18.8.09

Tucuruí

Por volta das 22 horas o imenso lago da hidrelétrica de Tucuruí surgiu, primeiro silêncioso por trás de Breu branco, mas logo tomou o horizonte atravessado por uma barreira de dezoito kilometros de concreto.
A Vila é avistada de longe com as ruas enfileiradas no pé da usina. No bairro mais seguro de Tucuruí não há muros entre as casas, crianças patinam no asfalto novo e no templo ecumênico a festividade da padroeira continua tranquila.

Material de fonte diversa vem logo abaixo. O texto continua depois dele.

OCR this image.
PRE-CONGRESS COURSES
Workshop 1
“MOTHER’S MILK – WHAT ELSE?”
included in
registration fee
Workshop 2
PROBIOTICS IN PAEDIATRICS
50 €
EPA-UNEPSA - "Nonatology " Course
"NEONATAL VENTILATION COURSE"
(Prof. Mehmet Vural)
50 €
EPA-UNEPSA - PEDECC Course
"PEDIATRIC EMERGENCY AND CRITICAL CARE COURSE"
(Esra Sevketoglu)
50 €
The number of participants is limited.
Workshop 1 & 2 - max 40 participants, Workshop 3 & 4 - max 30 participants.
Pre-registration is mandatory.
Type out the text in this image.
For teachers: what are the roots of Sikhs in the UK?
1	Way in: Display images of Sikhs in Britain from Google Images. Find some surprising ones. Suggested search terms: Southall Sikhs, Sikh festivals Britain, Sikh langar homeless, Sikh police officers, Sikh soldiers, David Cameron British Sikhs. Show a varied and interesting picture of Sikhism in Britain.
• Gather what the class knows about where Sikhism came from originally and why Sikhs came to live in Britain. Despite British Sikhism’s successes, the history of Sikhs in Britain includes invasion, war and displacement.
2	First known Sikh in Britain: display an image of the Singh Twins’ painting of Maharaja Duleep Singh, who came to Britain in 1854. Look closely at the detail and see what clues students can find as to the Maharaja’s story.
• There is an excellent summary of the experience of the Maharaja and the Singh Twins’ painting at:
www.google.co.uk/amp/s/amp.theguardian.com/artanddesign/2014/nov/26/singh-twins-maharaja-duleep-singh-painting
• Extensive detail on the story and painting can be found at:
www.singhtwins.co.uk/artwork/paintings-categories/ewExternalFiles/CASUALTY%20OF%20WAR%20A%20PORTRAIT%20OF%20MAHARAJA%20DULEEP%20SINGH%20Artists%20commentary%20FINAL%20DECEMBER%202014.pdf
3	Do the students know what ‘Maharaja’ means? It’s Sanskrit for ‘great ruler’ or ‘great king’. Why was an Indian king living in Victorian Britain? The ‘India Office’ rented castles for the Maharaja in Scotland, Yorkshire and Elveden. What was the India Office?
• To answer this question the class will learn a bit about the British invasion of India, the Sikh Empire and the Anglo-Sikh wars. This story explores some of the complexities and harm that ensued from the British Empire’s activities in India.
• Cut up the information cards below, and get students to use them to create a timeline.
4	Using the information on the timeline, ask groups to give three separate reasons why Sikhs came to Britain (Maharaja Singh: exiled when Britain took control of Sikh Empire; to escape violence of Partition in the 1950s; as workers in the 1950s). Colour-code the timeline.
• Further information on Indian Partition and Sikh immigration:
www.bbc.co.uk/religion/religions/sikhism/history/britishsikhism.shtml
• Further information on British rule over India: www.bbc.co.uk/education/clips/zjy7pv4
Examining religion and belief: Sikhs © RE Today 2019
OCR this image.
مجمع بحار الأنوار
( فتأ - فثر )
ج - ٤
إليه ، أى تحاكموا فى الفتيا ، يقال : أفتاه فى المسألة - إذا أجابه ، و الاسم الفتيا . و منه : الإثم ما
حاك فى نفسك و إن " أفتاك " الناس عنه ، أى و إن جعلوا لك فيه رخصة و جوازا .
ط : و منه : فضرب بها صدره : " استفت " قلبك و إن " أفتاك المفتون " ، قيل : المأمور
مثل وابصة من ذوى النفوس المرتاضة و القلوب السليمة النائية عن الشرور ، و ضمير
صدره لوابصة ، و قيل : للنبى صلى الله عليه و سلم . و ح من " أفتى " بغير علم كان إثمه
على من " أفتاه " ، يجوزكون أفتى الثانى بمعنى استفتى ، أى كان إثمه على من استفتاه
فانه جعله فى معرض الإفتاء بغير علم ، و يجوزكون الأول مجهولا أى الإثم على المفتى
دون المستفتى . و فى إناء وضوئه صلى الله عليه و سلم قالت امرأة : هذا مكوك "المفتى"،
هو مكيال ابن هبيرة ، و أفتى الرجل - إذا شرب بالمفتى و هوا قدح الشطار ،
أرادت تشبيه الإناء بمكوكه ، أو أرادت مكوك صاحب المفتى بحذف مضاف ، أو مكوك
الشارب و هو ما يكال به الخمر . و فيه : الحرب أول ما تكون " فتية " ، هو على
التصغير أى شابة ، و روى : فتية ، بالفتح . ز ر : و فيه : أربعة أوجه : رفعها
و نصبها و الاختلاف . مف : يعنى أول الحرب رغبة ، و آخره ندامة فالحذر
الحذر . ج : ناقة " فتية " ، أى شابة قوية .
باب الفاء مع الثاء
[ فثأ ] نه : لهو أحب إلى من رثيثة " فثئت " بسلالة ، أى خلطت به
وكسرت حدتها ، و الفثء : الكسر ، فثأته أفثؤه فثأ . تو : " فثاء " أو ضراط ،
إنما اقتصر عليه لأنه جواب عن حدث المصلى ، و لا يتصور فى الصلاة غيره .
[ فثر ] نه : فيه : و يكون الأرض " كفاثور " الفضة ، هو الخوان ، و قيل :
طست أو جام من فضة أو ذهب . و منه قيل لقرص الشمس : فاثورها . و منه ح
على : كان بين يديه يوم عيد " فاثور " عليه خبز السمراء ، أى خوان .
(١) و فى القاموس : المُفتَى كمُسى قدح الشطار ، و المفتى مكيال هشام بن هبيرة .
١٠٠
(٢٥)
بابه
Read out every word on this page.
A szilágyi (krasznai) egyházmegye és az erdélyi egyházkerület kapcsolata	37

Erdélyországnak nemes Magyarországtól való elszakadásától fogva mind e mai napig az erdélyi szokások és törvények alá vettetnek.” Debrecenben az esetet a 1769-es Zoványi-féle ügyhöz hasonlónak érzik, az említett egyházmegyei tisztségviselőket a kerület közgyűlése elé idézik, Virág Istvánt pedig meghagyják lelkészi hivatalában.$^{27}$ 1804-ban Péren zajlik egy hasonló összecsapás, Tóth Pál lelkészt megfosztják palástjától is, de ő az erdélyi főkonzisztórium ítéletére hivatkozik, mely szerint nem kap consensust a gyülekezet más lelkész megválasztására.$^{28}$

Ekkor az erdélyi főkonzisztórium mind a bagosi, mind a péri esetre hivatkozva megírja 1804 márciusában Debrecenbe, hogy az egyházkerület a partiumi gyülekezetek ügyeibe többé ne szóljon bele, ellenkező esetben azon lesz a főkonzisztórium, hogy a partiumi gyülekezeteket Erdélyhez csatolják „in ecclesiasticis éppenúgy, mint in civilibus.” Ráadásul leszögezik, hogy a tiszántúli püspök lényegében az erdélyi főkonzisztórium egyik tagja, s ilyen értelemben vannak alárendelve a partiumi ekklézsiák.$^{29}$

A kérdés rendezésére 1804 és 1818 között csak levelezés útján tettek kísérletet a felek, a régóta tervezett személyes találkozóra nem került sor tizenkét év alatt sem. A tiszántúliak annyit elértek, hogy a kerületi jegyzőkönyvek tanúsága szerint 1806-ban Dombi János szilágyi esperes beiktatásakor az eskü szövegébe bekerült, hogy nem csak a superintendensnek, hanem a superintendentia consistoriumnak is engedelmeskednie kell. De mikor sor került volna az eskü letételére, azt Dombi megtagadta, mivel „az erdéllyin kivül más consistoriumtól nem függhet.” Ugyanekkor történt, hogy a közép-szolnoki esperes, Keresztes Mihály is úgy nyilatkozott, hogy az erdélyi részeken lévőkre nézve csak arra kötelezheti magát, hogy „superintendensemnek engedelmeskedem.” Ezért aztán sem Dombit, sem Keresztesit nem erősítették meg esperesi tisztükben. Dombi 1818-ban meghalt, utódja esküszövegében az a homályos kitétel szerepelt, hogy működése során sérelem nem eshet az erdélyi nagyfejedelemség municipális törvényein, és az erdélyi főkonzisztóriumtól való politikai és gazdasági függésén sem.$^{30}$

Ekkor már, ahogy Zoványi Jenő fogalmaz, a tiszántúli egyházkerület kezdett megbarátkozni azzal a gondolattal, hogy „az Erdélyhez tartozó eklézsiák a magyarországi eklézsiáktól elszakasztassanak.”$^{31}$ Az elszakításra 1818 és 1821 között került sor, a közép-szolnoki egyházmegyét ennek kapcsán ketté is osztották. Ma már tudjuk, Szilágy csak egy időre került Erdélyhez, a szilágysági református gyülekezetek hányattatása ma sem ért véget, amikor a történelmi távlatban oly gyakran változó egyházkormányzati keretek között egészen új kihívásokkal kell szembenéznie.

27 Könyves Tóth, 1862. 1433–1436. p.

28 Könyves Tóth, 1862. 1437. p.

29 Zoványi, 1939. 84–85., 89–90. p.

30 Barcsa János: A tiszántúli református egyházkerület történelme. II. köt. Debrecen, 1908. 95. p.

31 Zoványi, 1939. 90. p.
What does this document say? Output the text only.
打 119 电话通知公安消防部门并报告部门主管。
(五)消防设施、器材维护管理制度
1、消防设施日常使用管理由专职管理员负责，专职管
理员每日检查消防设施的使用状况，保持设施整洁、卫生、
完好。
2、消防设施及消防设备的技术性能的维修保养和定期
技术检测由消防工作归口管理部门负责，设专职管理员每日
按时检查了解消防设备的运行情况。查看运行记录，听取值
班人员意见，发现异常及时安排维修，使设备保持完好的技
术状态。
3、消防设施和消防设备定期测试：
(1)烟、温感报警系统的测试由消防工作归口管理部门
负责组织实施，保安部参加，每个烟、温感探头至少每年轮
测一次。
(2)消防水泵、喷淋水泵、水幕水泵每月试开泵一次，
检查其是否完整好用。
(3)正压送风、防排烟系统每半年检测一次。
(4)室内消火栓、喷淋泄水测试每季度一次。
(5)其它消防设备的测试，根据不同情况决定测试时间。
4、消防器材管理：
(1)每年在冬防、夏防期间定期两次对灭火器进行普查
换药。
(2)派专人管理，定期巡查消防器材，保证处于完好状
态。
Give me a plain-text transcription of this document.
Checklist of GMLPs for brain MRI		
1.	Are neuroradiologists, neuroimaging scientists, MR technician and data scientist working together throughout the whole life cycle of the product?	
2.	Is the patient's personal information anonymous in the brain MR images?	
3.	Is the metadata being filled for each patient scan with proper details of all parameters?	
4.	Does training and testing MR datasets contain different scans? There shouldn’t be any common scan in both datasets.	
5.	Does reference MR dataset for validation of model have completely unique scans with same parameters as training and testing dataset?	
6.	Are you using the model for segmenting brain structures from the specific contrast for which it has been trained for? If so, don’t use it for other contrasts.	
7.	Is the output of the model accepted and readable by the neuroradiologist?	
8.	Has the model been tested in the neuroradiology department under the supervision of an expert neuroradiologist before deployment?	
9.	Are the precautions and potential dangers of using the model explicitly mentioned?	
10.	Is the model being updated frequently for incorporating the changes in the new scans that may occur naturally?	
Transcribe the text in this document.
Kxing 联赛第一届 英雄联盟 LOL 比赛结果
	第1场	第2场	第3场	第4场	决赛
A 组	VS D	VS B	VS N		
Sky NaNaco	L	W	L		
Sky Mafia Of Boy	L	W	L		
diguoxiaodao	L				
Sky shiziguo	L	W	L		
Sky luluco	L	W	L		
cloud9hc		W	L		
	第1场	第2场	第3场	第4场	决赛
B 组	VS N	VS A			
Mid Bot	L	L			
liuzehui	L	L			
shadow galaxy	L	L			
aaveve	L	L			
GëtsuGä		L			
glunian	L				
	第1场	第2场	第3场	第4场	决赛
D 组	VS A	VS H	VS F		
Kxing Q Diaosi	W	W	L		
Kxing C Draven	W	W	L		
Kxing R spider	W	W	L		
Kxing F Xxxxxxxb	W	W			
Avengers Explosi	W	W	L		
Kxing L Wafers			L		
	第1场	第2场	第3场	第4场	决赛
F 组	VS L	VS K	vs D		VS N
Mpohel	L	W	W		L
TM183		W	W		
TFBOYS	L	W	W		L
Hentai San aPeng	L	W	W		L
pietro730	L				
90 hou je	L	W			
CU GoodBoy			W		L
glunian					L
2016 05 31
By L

Na parte de baixo da cidade o movimento é bem mais intenso de motos, carros ônibus, ciclistas, pessoas indo a igreja ou voltando pra casa.
Com a ajuda de moto-taxistas chegamos ao porto e encontramos o barco que partiria ao meio dia do Domingo para Cametá. Segundo o barqueiro ao chegar ao destino encontraríamos outro barco que nos levaria até Belém, ele também nos informou que a viajem duraria até a uma hora da madrugada e que poderíamos pernoitar no barco até o dia amanhecer. o preço da passagem é 25 reis e não há camarotes.
Ainda caminhamos um pouco até que o movimento da cidade começou a cessar. Os carros já não vinham de todas as direções numa aparente desordem explicita do trânsito.
As casas de madeira, o shopping center, as histórias de enchentes repetinam que invadem as casas durante a madrugada e encombrem a parte mais baixa da cidade quando as comportas são abertas, a primeira fábrica de silício metálico da Amazônia, são características desse lugar que teve seu boom econômico na década de 80 e foi eleita por três anos consecutivos como a cidade mais violênta do planeta.
O povo tem cara de índio, são poucos os estrangeiros que se arriscam a descer aquelas ruas de bares abertos e tecnobrega alto exalando pelo quarteirão.
Na manhã de domingo a feira do mercado municipal fervilha de gente comprando e vendendo roupas, produtos eletrônicos, comida, açaí, frango abatido, peixe, remo de pesca, matapi, dvd pirata.
A senhora tapioqueira perfuma o ambiente com a goma dando a liga na panela quente.
Outros mais cansados do tempo jogam-se aos cantos bêbados ou pedem dinheiro cambaleantes no meio do mercado.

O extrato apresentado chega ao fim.